[BUG] Cellxpose returns 400 Bas request for some requests if data is 16-bit #2379

arogozhnikov · 2021-08-12T20:41:10Z

Describe the bug

Try saving test file after converting to fp16:

adata.X = adata.X.astype('float16')

Server normally starts when given this data (but prints some warnigns about conversion from 64bits).

However when you select gene or run differential expression, 400 appears.

Version affected: 0.17.0, within docker

In my case cellxgene first downloads file from the cloud, so 16bit format for storage is very reasonable - almost halves the space.

The text was updated successfully, but these errors were encountered:

bkmartinjr · 2021-08-20T23:14:59Z

@arogozhnikov - I am exploring options. One important consideration: we use Numba internally for speed, and numba does not support float16.

I see two options - if you have any thoughts, please add them to this issue.

convert X to float32 at startup (conversion in memory - will not change the H5AD). Or,
fall back on somewhat slower Python code that will support float16.

Option 1 is quite simple to implement and we could have it incorporated into our next release. Option 2 will take more exploration to support without a significant performance penalty.

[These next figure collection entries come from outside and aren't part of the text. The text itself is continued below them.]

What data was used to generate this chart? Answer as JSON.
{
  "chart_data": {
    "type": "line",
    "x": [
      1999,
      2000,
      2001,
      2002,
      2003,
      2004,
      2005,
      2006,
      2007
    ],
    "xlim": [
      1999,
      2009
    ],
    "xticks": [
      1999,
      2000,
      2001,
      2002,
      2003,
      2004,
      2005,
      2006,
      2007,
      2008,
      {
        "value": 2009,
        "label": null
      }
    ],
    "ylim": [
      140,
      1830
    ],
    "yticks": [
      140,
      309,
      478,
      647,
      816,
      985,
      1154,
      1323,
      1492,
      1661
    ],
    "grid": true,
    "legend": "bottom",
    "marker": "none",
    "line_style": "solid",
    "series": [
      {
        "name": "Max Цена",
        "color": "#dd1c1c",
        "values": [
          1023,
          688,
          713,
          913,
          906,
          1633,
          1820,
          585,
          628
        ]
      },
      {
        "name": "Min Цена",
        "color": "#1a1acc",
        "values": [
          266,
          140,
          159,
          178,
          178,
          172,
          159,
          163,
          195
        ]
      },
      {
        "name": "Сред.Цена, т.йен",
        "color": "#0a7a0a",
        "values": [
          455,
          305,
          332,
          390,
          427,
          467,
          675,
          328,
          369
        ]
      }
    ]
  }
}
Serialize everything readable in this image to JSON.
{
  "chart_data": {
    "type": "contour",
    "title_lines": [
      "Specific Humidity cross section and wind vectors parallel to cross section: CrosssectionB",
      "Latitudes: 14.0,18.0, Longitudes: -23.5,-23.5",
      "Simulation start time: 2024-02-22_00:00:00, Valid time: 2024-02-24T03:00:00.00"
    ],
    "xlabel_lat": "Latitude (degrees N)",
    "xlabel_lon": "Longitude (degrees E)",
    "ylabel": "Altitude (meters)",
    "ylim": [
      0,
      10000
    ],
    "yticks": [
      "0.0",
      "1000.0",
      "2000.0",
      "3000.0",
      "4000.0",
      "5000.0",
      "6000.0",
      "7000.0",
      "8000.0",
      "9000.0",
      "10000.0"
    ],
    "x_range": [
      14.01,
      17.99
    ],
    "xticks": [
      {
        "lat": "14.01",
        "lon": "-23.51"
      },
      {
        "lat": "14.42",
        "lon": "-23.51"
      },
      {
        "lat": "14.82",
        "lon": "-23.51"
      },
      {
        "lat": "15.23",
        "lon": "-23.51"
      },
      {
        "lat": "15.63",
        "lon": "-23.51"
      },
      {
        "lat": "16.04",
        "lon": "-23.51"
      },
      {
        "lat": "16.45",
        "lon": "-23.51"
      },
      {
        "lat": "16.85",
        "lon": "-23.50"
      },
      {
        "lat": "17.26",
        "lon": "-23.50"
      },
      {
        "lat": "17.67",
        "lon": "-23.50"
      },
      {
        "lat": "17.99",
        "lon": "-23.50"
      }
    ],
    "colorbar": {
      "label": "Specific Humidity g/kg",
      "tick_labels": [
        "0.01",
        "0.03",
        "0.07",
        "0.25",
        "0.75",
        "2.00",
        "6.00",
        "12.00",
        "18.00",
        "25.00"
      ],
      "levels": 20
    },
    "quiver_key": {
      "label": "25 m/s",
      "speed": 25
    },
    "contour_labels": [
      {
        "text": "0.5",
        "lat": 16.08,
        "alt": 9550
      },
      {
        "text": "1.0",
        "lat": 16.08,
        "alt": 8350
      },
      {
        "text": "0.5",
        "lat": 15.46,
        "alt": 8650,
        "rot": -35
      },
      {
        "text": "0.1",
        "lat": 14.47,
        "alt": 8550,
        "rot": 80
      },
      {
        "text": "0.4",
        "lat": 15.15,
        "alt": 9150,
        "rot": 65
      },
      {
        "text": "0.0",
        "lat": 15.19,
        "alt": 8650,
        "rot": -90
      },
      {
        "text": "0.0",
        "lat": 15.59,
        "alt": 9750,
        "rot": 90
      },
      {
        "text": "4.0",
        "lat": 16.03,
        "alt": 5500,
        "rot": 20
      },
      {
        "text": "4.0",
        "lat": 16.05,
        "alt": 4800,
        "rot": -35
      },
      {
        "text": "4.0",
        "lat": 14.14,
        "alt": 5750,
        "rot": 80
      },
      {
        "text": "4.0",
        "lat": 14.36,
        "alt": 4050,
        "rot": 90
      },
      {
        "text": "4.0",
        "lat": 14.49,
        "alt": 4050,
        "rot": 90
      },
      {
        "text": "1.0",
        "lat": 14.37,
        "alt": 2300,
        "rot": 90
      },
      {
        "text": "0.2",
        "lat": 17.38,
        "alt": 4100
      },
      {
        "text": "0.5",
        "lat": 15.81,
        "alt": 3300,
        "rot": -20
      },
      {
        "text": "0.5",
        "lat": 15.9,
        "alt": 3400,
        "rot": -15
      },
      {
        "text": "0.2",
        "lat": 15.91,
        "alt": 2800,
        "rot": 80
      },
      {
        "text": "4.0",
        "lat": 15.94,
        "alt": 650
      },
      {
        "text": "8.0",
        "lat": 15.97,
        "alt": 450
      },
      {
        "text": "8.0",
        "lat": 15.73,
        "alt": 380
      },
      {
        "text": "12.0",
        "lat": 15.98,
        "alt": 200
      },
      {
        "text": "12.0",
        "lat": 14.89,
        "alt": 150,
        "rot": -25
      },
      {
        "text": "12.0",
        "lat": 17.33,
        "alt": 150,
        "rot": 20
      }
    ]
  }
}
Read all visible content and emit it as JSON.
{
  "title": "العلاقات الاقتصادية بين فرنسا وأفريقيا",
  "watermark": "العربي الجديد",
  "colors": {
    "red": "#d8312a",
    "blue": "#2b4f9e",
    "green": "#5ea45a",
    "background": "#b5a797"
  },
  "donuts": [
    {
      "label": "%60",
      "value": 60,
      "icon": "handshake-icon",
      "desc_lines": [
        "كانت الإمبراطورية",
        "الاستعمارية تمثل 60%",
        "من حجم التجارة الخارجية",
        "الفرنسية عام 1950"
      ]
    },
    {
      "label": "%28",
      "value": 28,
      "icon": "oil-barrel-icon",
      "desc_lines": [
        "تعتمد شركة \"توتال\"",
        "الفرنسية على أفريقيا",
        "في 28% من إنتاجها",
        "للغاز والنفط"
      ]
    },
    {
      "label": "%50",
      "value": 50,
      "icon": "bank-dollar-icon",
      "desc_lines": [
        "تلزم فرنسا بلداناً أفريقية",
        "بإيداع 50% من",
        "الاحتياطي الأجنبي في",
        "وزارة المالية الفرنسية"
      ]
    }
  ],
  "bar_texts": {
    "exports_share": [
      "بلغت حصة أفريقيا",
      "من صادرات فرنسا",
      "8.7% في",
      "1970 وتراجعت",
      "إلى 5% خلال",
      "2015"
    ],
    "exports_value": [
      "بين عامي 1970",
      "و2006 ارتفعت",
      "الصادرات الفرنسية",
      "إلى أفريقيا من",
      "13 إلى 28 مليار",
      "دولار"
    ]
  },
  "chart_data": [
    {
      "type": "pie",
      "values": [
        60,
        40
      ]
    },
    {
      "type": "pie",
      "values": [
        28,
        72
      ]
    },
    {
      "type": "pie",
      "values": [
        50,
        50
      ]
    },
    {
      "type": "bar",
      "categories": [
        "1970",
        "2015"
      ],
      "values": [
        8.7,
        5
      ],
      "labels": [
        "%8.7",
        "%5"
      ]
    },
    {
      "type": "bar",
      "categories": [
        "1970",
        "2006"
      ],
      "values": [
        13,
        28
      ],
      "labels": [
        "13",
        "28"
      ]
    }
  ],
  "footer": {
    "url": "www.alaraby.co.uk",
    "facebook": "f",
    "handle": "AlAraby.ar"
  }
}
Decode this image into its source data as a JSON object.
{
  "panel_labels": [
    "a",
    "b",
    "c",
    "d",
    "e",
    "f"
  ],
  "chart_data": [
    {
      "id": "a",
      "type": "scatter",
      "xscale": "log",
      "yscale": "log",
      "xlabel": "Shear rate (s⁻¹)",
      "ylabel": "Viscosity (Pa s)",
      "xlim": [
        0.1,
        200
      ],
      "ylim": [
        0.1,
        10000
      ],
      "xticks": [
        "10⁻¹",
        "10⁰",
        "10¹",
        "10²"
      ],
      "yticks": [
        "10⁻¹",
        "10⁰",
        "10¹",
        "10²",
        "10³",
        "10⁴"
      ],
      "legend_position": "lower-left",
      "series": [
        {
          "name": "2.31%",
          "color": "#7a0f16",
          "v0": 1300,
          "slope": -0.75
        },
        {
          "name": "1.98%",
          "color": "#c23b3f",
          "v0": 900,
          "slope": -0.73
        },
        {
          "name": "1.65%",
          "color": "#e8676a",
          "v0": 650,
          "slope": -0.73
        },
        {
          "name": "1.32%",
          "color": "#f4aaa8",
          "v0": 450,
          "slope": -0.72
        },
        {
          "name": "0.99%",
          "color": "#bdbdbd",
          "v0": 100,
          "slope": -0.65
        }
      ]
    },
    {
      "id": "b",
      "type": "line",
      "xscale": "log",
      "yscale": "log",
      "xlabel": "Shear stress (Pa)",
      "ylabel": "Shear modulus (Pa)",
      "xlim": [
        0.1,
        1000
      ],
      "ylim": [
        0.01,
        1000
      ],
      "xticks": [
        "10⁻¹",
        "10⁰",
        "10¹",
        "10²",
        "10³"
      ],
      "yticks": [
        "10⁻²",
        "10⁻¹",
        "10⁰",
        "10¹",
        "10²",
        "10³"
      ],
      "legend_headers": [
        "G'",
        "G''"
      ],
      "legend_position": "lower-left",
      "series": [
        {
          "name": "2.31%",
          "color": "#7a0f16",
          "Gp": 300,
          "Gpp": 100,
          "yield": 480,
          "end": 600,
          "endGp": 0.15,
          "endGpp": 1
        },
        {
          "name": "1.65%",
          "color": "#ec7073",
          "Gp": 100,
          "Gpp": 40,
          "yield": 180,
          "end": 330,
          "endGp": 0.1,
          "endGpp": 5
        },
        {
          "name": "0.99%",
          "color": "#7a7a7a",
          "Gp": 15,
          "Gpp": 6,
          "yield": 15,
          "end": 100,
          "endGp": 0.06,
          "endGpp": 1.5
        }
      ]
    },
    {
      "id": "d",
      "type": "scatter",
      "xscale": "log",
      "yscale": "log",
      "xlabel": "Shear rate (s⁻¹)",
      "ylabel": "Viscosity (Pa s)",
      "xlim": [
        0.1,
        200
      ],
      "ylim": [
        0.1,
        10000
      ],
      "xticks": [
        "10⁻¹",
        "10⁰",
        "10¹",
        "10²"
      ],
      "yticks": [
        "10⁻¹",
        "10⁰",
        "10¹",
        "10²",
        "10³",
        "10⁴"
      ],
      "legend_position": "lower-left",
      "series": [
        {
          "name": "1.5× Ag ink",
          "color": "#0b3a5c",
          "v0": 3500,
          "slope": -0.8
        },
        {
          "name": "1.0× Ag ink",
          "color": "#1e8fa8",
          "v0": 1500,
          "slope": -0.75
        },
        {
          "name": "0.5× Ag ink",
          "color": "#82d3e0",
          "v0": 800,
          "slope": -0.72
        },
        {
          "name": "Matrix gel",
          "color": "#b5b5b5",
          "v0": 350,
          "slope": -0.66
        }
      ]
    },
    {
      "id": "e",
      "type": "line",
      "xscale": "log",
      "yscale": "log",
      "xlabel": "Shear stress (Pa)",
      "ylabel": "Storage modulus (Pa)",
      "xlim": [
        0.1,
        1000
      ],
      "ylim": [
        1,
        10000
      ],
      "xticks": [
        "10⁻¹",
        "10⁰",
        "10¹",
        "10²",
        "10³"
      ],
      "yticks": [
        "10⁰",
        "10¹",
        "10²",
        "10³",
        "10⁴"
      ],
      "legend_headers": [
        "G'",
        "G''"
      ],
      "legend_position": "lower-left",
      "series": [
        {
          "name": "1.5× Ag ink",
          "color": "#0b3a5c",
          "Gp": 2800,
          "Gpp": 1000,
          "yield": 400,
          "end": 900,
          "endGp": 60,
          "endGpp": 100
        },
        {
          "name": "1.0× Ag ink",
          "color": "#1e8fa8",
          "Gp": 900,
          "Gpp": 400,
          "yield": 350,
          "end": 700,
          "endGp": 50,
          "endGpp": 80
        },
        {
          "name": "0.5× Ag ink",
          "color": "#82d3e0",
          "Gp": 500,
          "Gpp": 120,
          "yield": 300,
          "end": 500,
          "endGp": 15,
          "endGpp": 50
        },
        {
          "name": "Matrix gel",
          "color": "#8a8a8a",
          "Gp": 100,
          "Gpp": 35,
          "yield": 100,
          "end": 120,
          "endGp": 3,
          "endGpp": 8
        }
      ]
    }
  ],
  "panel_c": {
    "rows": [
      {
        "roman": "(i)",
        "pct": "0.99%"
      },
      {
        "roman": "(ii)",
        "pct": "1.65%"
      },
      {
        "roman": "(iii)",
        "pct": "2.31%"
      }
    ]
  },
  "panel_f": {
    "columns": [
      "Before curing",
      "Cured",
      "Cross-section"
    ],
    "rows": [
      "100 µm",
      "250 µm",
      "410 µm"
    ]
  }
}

Please let me know if you have any input on the trade-off.

arogozhnikov · 2021-08-23T08:46:53Z

In the context of this question, memory was also a big issue (multiple servers on the same host, each responsible for one dataset), so I'd recommend to provide a full support of fp16, even if that takes more time to implement.

bkmartinjr · 2021-08-23T14:42:38Z

To clarify - full FP16 support it is likely to run slower as well (the aforementioned performance penalty).

arogozhnikov · 2021-08-23T23:37:12Z

Still better have proper fp16.

While I did not study cellxgene code in detail, I believe all or almost all operations are column-wise.
So possibly you can convert column to fp32 on-the-fly before passing it further. This should be memory efficient, and overhead is very reasonable. Do you think so?

bkmartinjr · 2021-08-23T23:47:19Z

I have a PR almost ready for full fp16 support. Tonight or tomorrow, so it will make the next release.

You are right that you will often get better performance if you encode the matrix in a column-friendly format (eg, CSC if it is sparse)

arogozhnikov · 2022-02-01T07:02:24Z

@bkmartinjr can you please check this once again?
I was about to transition datasets to fp16, but I'm still seeing same issues (400 on diffexp, and expression of genes can't be loaded).
I've tried both csc and csr formats for X, but neither worked for me

arogozhnikov · 2022-02-01T07:10:49Z

cellxgene==1.0.0, reproduced on mac and linux if that helps

blrnw3 · 2022-02-04T19:07:36Z

I can reproduce this too. I think the get_X_array method needs updating to support float16

blrnw3 · 2022-02-07T19:49:22Z

According to this scipy issue, float16 is not supported in sparse matrices, which presumably means cellxgene cannot support float16 sparse data. Sure we could convert to dense or to float32, but that would negate all the memory savings immediately.
Flagging @bkmartinjr in case I've missed something here.

arogozhnikov · 2022-02-07T20:14:30Z

Good catch. Used float16 sparse for some

but that would negate all the memory savings immediately

h5ads still take enough space + download time, so I see benefits even if it is an immediate conversion

blrnw3 · 2022-02-07T20:44:07Z

h5ads still take enough space + download time, so I see benefits even if it is an immediate conversion

Is it not easy enough to just convert the h5ad to float32 after the download?

bkmartinjr · 2022-02-07T20:46:06Z

Suggest a cast in diffex code if the set1/set2 slices are fp16, as that is where the dependency lives. Pretty sure the rest of the code base does not have this constraint.

As it is already sliced out of the main matrix, you will retain most of the memory savings (ie, the cast to 32 bit will be only for the duration of the t-test compute)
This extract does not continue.